The child dies and now she gets really depressed. There is another guy called Gunnar who I thought would become eventually the husband she deserves and in due time he proposes. But that would have been a solution too obvious and wrong.

One thing that is fascinating is how Undset manages to portray all of her protagonists in a way that you do not like them. Maybe with the one exception of Gunnar. I could not say what about Helge it is that makes you think from the very beginning, please Jenny, not him. But his father with his patronizing way (as suits his age) is not much better. The mother simply horrible, Francesca superficial.

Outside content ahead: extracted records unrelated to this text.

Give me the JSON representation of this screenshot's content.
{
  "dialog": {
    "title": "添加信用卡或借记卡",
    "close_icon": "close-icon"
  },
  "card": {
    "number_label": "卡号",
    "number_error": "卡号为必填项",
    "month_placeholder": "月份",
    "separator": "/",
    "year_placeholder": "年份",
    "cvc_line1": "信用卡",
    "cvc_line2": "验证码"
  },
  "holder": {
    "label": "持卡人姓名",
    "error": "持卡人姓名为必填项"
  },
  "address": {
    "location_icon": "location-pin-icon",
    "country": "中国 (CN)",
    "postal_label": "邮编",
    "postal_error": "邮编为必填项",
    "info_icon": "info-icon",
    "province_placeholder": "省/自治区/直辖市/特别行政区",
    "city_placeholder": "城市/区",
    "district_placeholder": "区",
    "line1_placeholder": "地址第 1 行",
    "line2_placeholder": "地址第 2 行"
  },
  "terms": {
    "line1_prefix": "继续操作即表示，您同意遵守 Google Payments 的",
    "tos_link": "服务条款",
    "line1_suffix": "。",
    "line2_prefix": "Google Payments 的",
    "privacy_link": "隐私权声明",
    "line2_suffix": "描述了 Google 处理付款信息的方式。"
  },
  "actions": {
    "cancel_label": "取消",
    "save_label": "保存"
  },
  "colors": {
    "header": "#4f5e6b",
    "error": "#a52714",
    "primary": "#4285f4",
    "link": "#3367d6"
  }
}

The message of the book is stated by Helge. We are responsible ourselves for all the misfortune in our lives. Jenny wants to be a painter but then she realizes she also wants to love and as she admits to herself she is prepared to forget the demands on herself and take what she can get.

Are men different? Can they live for their work alone? It is the role of Gunnar to do a lot of philosophizing about this. (And also very about the importance of classical languages and education for example) Women, he thinks, do not have a soul. Even the best of them, like Jenny, hope they will meet half way through a man to help them. And Jenny agrees. Helge’s father on the other hand, who is a failed artist himself, disagrees. There are men too for whom life is without meaning.

The prose of the book is rather stilted and as is often the case, you wish the people in the book would do some real work. But all in all a pleasure to read.